Airbus durchschreitet Talsohle der Wirtschaftskrise
A320-Nachfolger nicht vor 2020
PARIS - Airbus sieht in Bürgschaften der Exportkredit- versicherer die wichtigste Stütze der Absatzfinanzierung im laufenden Jahr. "Im Jahr 2009 wird die Finanzierung von mindestens 40 Prozent der ausgelieferten Flugzeuge über Exportbürgschaften der ECAs abgesichert sein", sagte Airbus Vorstandschef Tom Enders auf einer Pressekonferenz anlässlich der laufenden Paris Air Show.
Im vergangenen Jahr lag diese Quote bei 20 bis 25 Prozent. Airbus liege in diesem Punkt gegenwärtig nahezu gleichauf mit Boeing, sagte Enders. "Für uns ist es von zentraler Bedeutung, unseren Auftragsbestand auch in Auslieferungen zu verwandeln."
Erst die Stabilisierung der Absatzfinanzierung über staatliche Ausfuhrbürgschaften und die Überbuchung der Fertigung in den vergangenen Jahren ermögliche es Airbus, am Auslieferungsziel von 480 Einheiten im laufenden Jahr festzuhalten. Die Summe der unmittelbar von Airbus zur Verfügung gestellten Finanzierungshilfen werde 2009 dabei eine Milliarde Euro nicht überschreibten, ergänzte Enders.

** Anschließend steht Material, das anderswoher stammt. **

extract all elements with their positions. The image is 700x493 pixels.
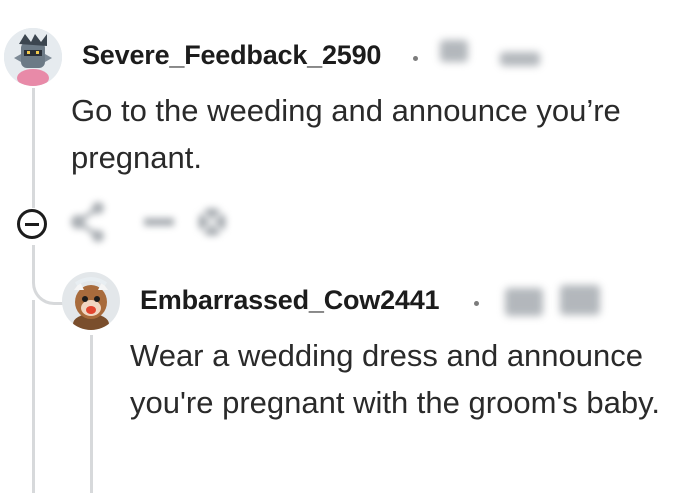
comment-username[interactable]: Embarrassed_Cow2441 [140, 285, 440, 316]
collapse-icon[interactable] [17, 209, 47, 239]
meta-separator-dot [413, 56, 418, 61]
award-icon[interactable] [140, 200, 240, 244]
meta-separator-dot [474, 301, 479, 306]
comment-body: Wear a wedding dress and announce you're… [130, 338, 660, 420]
knight-avatar-icon [4, 28, 62, 86]
share-icon[interactable] [68, 200, 108, 244]
thread-line-reply [90, 335, 93, 493]
cow-avatar-icon [62, 272, 120, 330]
redacted-timestamp-2 [560, 285, 600, 315]
redacted-timestamp [440, 40, 468, 62]
avatar[interactable] [62, 272, 120, 330]
thread-line-parent [32, 88, 35, 208]
redacted-timestamp-2 [500, 52, 540, 66]
avatar[interactable] [4, 28, 62, 86]
comment-body: Go to the weeding and announce you’re pr… [71, 93, 621, 175]
thread-line-parent-lower [32, 300, 35, 493]
comment-username[interactable]: Severe_Feedback_2590 [82, 40, 381, 71]
redacted-timestamp [505, 288, 543, 316]
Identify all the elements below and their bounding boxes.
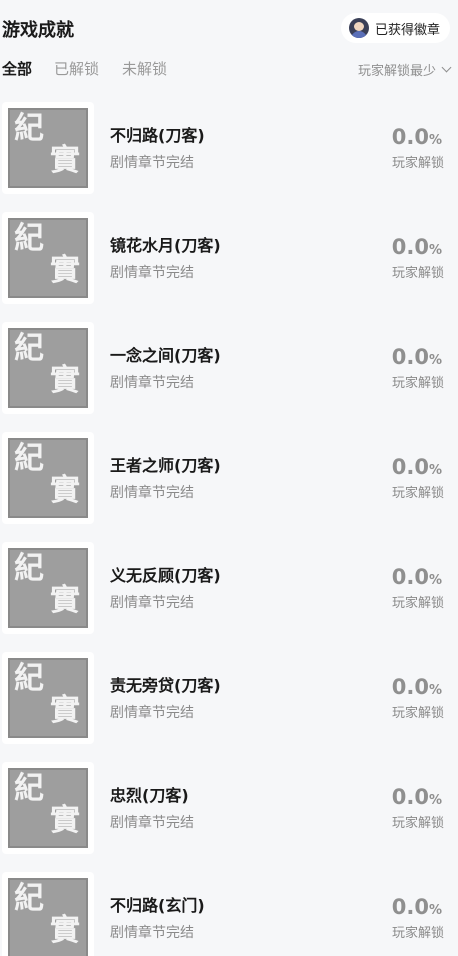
- seal-char-2: 實: [50, 693, 80, 728]
- achievement-desc: 剧情章节完结: [110, 375, 194, 391]
- achievement-name: 一念之间(刀客): [110, 346, 221, 365]
- achievement-icon: 紀 實: [2, 432, 94, 524]
- page-title: 游戏成就: [2, 20, 74, 41]
- unlock-rate-label: 玩家解锁: [391, 596, 444, 611]
- seal-char-2: 實: [50, 473, 80, 508]
- achievement-desc: 剧情章节完结: [110, 265, 194, 281]
- seal-char-2: 實: [50, 583, 80, 618]
- seal-char-2: 實: [50, 803, 80, 838]
- seal-char-1: 紀: [14, 111, 44, 146]
- achievement-name: 义无反顾(刀客): [110, 566, 221, 585]
- seal-icon: 紀 實: [8, 108, 88, 188]
- achievement-icon: 紀 實: [2, 322, 94, 414]
- seal-char-1: 紀: [14, 441, 44, 476]
- unlock-rate-label: 玩家解锁: [391, 926, 444, 941]
- achievement-row[interactable]: 紀 實 一念之间(刀客) 剧情章节完结 0.0% 玩家解锁: [0, 320, 458, 416]
- seal-icon: 紀 實: [8, 768, 88, 848]
- achievement-name: 不归路(刀客): [110, 126, 205, 145]
- achievement-name: 责无旁贷(刀客): [110, 676, 221, 695]
- seal-char-2: 實: [50, 913, 80, 948]
- achievement-row[interactable]: 紀 實 镜花水月(刀客) 剧情章节完结 0.0% 玩家解锁: [0, 210, 458, 306]
- achievement-name: 不归路(玄门): [110, 896, 205, 915]
- unlock-rate: 0.0%: [391, 895, 442, 919]
- avatar-badge-icon: [348, 18, 369, 38]
- seal-char-1: 紀: [14, 551, 44, 586]
- seal-char-2: 實: [50, 143, 80, 178]
- achievement-desc: 剧情章节完结: [110, 705, 194, 721]
- tab-unlocked[interactable]: 已解锁: [54, 58, 99, 79]
- achievement-row[interactable]: 紀 實 不归路(刀客) 剧情章节完结 0.0% 玩家解锁: [0, 100, 458, 196]
- tab-locked[interactable]: 未解锁: [122, 58, 167, 79]
- seal-char-2: 實: [50, 363, 80, 398]
- seal-char-1: 紀: [14, 221, 44, 256]
- achievement-row[interactable]: 紀 實 责无旁贷(刀客) 剧情章节完结 0.0% 玩家解锁: [0, 650, 458, 746]
- seal-icon: 紀 實: [8, 218, 88, 298]
- tab-all[interactable]: 全部: [2, 58, 32, 79]
- sort-dropdown[interactable]: 玩家解锁最少: [357, 60, 452, 79]
- unlock-rate: 0.0%: [391, 455, 442, 479]
- achievement-row[interactable]: 紀 實 义无反顾(刀客) 剧情章节完结 0.0% 玩家解锁: [0, 540, 458, 636]
- seal-icon: 紀 實: [8, 878, 88, 956]
- unlock-rate: 0.0%: [391, 565, 442, 589]
- unlock-rate-label: 玩家解锁: [391, 156, 444, 171]
- earned-badges-label: 已获得徽章: [374, 22, 440, 38]
- unlock-rate: 0.0%: [391, 125, 442, 149]
- achievement-desc: 剧情章节完结: [110, 925, 194, 941]
- achievement-row[interactable]: 紀 實 王者之师(刀客) 剧情章节完结 0.0% 玩家解锁: [0, 430, 458, 526]
- unlock-rate-label: 玩家解锁: [391, 266, 444, 281]
- chevron-down-icon: [441, 62, 452, 73]
- seal-char-1: 紀: [14, 771, 44, 806]
- seal-char-2: 實: [50, 253, 80, 288]
- achievement-desc: 剧情章节完结: [110, 485, 194, 501]
- achievement-icon: 紀 實: [2, 542, 94, 634]
- achievement-desc: 剧情章节完结: [110, 595, 194, 611]
- achievement-icon: 紀 實: [2, 102, 94, 194]
- seal-char-1: 紀: [14, 331, 44, 366]
- unlock-rate: 0.0%: [391, 675, 442, 699]
- unlock-rate-label: 玩家解锁: [391, 706, 444, 721]
- seal-char-1: 紀: [14, 661, 44, 696]
- achievement-icon: 紀 實: [2, 212, 94, 304]
- seal-char-1: 紀: [14, 881, 44, 916]
- unlock-rate: 0.0%: [391, 785, 442, 809]
- achievement-name: 镜花水月(刀客): [110, 236, 221, 255]
- unlock-rate: 0.0%: [391, 345, 442, 369]
- unlock-rate-label: 玩家解锁: [391, 376, 444, 391]
- seal-icon: 紀 實: [8, 438, 88, 518]
- achievement-desc: 剧情章节完结: [110, 155, 194, 171]
- seal-icon: 紀 實: [8, 658, 88, 738]
- achievement-icon: 紀 實: [2, 762, 94, 854]
- achievement-name: 王者之师(刀客): [110, 456, 221, 475]
- achievement-icon: 紀 實: [2, 872, 94, 956]
- achievement-icon: 紀 實: [2, 652, 94, 744]
- unlock-rate-label: 玩家解锁: [391, 486, 444, 501]
- achievement-row[interactable]: 紀 實 忠烈(刀客) 剧情章节完结 0.0% 玩家解锁: [0, 760, 458, 856]
- seal-icon: 紀 實: [8, 548, 88, 628]
- sort-label: 玩家解锁最少: [357, 64, 436, 79]
- unlock-rate-label: 玩家解锁: [391, 816, 444, 831]
- achievement-desc: 剧情章节完结: [110, 815, 194, 831]
- achievement-row[interactable]: 紀 實 不归路(玄门) 剧情章节完结 0.0% 玩家解锁: [0, 870, 458, 956]
- unlock-rate: 0.0%: [391, 235, 442, 259]
- seal-icon: 紀 實: [8, 328, 88, 408]
- achievement-name: 忠烈(刀客): [110, 786, 189, 805]
- header: 游戏成就 已获得徽章: [0, 0, 458, 56]
- earned-badges-button[interactable]: 已获得徽章: [340, 13, 450, 43]
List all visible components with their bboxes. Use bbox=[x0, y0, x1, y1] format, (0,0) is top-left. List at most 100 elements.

Der europäische Flugzeugbauer geht davon aus, "nahe an der Talsohle der Krise" zu sein. Ein leichter Marktaufschwung könnte 2010 folgen. Airbus hält an den für 2009 und 2010 ausgegebenen Fertigungszielen in seinen zivilen Flugzeugprogrammen fest. Die Planung werde am Absatzmarkt festgemacht.
"Wir wollen keine White Tails produzieren", sagte Airbus Finanzvorstand Fabrice Brégier. Airbus lehnte eine Stellungnahme zu dem in Rede stehenden Parken zur Auslieferung an Qantas vorgesehener Einheiten der A380-Produktion über bis zu zehn Monate jedoch ab.

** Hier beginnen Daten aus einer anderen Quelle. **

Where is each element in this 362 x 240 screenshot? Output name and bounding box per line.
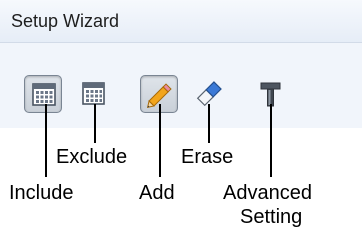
erase-callout: Erase bbox=[181, 146, 234, 168]
setup-wizard-window: Setup Wizard bbox=[0, 0, 362, 128]
add-leader-line bbox=[159, 104, 161, 177]
include-button[interactable] bbox=[24, 75, 62, 113]
exclude-callout: Exclude bbox=[56, 146, 128, 168]
title-bar: Setup Wizard bbox=[0, 0, 362, 43]
exclude-leader-line bbox=[94, 104, 96, 143]
add-callout: Add bbox=[139, 182, 175, 204]
advanced-leader-line bbox=[270, 104, 272, 177]
advanced-callout-line1: Advanced bbox=[223, 182, 312, 204]
window-title: Setup Wizard bbox=[11, 11, 120, 31]
include-callout: Include bbox=[9, 182, 74, 204]
include-leader-line bbox=[45, 104, 47, 177]
toolbar bbox=[0, 43, 362, 128]
calendar-include-icon bbox=[32, 83, 56, 106]
erase-leader-line bbox=[208, 104, 210, 143]
advanced-callout-line2: Setting bbox=[240, 206, 303, 228]
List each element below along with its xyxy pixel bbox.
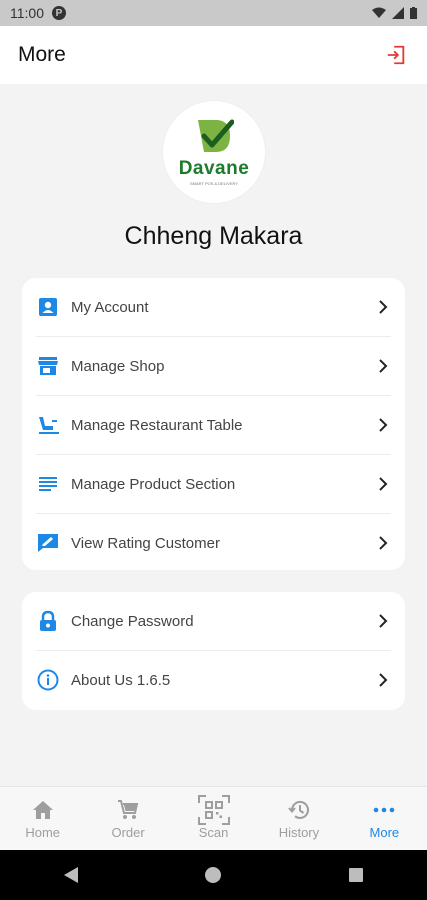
- menu-item-label: About Us 1.6.5: [71, 671, 171, 689]
- davane-logo-mark: [198, 119, 234, 152]
- app-header: More: [0, 26, 427, 84]
- logo-tagline: SMART POS & DELIVERY: [189, 181, 239, 186]
- nav-more[interactable]: More: [342, 787, 427, 850]
- nav-label: Order: [111, 825, 145, 840]
- nav-label: Scan: [198, 825, 229, 840]
- status-time: 11:00: [10, 5, 44, 21]
- chevron-right-icon: [379, 477, 388, 491]
- seat-icon: [39, 417, 59, 434]
- cart-icon: [118, 800, 139, 819]
- logo-brand: Davane: [178, 158, 250, 179]
- menu-item-label: Change Password: [71, 612, 194, 630]
- chevron-right-icon: [379, 536, 388, 550]
- chevron-right-icon: [379, 359, 388, 373]
- menu-item-manage-product-section[interactable]: Manage Product Section: [36, 455, 391, 514]
- menu-item-manage-shop[interactable]: Manage Shop: [36, 337, 391, 396]
- rating-icon: [38, 534, 58, 552]
- account-icon: [39, 298, 57, 316]
- menu-item-label: Manage Shop: [71, 357, 165, 375]
- menu-item-about-us[interactable]: About Us 1.6.5: [36, 651, 391, 709]
- nav-home[interactable]: Home: [0, 787, 85, 850]
- history-icon: [288, 801, 309, 819]
- nav-label: More: [369, 825, 400, 840]
- home-circle-icon[interactable]: [204, 866, 222, 884]
- recents-icon[interactable]: [348, 867, 364, 883]
- shop-icon: [38, 357, 58, 375]
- bottom-navigation: Home Order Scan History More: [0, 786, 427, 850]
- nav-scan[interactable]: Scan: [171, 787, 256, 850]
- home-icon: [32, 801, 53, 819]
- page-title: More: [18, 43, 66, 66]
- menu-item-manage-restaurant-table[interactable]: Manage Restaurant Table: [36, 396, 391, 455]
- signal-icon: [392, 7, 404, 19]
- system-navigation-bar: [0, 850, 427, 900]
- qr-scan-icon: [197, 795, 230, 825]
- wifi-icon: [372, 7, 386, 18]
- logout-icon: [387, 45, 405, 65]
- logout-button[interactable]: [383, 42, 409, 68]
- chevron-right-icon: [379, 614, 388, 628]
- more-icon: [374, 807, 395, 813]
- menu-card-main: My Account Manage Shop Manage Restaurant…: [22, 278, 405, 570]
- nav-label: Home: [25, 825, 61, 840]
- back-icon[interactable]: [63, 866, 79, 884]
- info-icon: [37, 669, 59, 691]
- battery-icon: [410, 7, 417, 19]
- lock-icon: [40, 610, 56, 631]
- chevron-right-icon: [379, 300, 388, 314]
- nav-history[interactable]: History: [256, 787, 341, 850]
- menu-card-secondary: Change Password About Us 1.6.5: [22, 592, 405, 710]
- menu-item-label: View Rating Customer: [71, 534, 220, 552]
- nav-order[interactable]: Order: [85, 787, 170, 850]
- nav-label: History: [278, 825, 320, 840]
- user-name: Chheng Makara: [124, 222, 303, 250]
- chevron-right-icon: [379, 418, 388, 432]
- status-icons: [372, 7, 417, 19]
- menu-item-my-account[interactable]: My Account: [36, 278, 391, 337]
- notification-badge: P: [52, 6, 66, 20]
- chevron-right-icon: [379, 673, 388, 687]
- status-bar: 11:00 P: [0, 0, 427, 26]
- menu-item-label: My Account: [71, 298, 149, 316]
- menu-item-view-rating-customer[interactable]: View Rating Customer: [36, 514, 391, 572]
- menu-item-change-password[interactable]: Change Password: [36, 592, 391, 651]
- list-icon: [39, 477, 57, 491]
- menu-item-label: Manage Restaurant Table: [71, 416, 243, 434]
- menu-item-label: Manage Product Section: [71, 475, 236, 493]
- company-logo: Davane SMART POS & DELIVERY: [163, 101, 265, 203]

Airbus erwartet Absatzimpulse aus dem Segment weltweit aufstrebender LowCost-Airlines, das gerade in der Krise wachse. "In den etablierten Luftfahrtmärkten besteht über die kommenden Jahre zudem ein hoher Modernisierungsbedarf in den Flotten", führte Enders aus.
Nachfolger im A320-Programm nicht vor 2020
Das Unternehmen wird mittelfristig dennoch keinen Nachfolger des A320 am Markt platzieren. "Die Nachfrage nach dem aktuellen Modell ist weiterhin sehr hoch", sagte Airbus Marketingdirektor John Leahy. "Da macht es keinen Sinn, schon Mitte des nächsten Jahrzehnts einen Nachfolger zu präsentieren." Eine Neuauflage der A320-Serie werde voraussichtlich "nicht vor 2020, vielleicht auch nicht vor 2021 oder 2022" verfügbar sein.

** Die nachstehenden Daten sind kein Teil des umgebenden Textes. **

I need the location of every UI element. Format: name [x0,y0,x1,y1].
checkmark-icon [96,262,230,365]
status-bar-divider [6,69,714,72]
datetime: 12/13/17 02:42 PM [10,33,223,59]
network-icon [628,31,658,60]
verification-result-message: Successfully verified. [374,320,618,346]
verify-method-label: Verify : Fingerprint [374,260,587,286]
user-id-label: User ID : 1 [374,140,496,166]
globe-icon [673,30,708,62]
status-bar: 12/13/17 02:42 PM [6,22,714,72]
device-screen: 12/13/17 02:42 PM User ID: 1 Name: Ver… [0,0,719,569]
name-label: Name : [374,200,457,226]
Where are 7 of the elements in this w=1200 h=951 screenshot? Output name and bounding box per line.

In die Neuentwicklung eines Flugzeugprogramms müssten auch neue Triebwerks- und Produktionstechnologien eingehen, die derzeit noch nicht abzusehen seien, erklärte Leahy. Leahy bezeichnete die Ankündigung von Boeing, die 777 zu modernisieren als Schritt, mit dem Airbus gerechnet habe. "Sie müssen die 777 überarbeiten, um wettbewerbsfähig zu bleiben."
Airbus hat gestern einen Auftrag von Qatar Airways über 24 Flugzeuge der A320-Serie erhalten. Für den Lauf des heutigen Tages deutete das Unternehmen die Bekanntgabe von zwei neuen Aufträgen an.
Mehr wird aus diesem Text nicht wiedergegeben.